Chapitre 6 : Hyôga
Les
bruits des pas s’assourdissaient dans les tatamis. Les mouvements courts se
perdaient dans les respirations rapides et les cris brefs. Eclairée grâce à la
lumière filtrée par le papier fin des shôji,
une photo ancienne surplombait la salle, permettant au maître en arts martiaux
de poser son regard de fer sur les jeunes garçons.
Il
ne savait pas trop quoi faire là. Glissant les pouces dans sa ceinture, il
balança son pied nu. Il n’y connaissait rien en katas, ces figures de combat.
Pourquoi lui avoir demandé de venir ici alors qu’il devait apprendre les
bases ? Il longea les murs, pour se cacher dans un coin de la salle. Par petits
groupes, les autres exécutaient une chorégraphie bien répétée. Regardant
négligemment, il tenta de se souvenir des gestes précis. Il y avait une
certaine logique. Ses muscles se tendirent inconsciemment.
« Hyôga ! », l’appela soudain une voix grave.
Il
leva les yeux vers l’homme en kimono d’entraînement.
« Tu
es en retard !, le réprimanda-t-il.
–
Excusez-moi. »
Un
adolescent rit derrière. Le professeur se retourna, et les mains sur sa
ceinture, se rapprocha du garçon.
« Jeune homme, qu’avez-vous
donc ? »
L’adolescent
déglutit.
« Rien Monsieur, pardonnez moi. »
Le
professeur jeta un bref coup d’œil à Hyôga.

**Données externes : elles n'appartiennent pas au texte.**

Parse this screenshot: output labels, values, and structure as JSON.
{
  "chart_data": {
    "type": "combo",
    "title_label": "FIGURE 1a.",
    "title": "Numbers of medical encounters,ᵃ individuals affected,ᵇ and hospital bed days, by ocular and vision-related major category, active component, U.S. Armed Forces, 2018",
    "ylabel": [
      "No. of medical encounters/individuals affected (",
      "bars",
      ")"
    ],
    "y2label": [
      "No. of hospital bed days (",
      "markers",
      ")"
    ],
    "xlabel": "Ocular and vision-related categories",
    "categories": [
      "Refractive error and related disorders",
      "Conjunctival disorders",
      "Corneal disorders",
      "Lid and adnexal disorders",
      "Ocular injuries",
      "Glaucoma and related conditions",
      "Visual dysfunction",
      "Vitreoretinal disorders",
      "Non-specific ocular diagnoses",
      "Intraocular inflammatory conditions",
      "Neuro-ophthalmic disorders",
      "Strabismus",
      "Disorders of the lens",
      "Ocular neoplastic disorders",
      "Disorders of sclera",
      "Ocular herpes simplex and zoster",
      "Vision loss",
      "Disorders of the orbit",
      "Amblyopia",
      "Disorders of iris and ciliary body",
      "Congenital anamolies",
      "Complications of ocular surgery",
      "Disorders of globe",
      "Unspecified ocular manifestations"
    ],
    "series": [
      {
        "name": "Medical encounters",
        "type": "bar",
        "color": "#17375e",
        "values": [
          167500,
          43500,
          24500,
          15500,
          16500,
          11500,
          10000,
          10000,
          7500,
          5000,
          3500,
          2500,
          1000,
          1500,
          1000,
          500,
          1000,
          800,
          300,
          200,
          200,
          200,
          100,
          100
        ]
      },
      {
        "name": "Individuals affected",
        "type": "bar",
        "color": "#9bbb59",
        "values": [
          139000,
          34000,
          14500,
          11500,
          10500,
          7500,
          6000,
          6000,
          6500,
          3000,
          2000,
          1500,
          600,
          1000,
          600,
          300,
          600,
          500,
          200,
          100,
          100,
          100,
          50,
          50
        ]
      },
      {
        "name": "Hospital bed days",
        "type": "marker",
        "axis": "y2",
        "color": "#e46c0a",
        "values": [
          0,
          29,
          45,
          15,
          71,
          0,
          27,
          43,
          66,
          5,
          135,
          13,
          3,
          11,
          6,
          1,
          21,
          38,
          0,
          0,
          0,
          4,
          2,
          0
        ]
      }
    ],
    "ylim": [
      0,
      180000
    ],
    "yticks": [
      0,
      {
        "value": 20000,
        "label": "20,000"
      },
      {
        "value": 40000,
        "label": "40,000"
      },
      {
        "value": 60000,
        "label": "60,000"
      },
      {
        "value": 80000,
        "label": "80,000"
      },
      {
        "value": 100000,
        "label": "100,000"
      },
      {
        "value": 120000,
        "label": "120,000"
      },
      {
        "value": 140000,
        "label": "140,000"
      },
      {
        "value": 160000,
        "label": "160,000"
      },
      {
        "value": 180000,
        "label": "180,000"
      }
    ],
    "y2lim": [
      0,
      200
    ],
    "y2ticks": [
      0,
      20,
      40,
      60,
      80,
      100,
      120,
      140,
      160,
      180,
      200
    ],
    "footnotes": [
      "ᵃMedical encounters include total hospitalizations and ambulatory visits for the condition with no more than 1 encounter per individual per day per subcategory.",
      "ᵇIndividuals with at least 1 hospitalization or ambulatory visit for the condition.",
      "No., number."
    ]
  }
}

« Présente nous le kata que l’on vient d’apprendre »,
ordonna-t-il.
Hyôga
écarquilla les yeux. Des moqueries se chuchotèrent. Même inaudibles, Hyôga
savait ce qu’elles racontaient. Sale Russe, t’es incapable de maîtriser un art
japonais. Il serra les poings en se positionnant au centre de la salle. Le
professeur lança le début d’un cri rauque. Instinctivement, Hyôga reproduisit
le ballet étrange qu’il avait vu. Il vivait chaque mouvement, bougeait chaque
membre de son corps pour expliquer la scène, l’incarnant dans chaque mouvement.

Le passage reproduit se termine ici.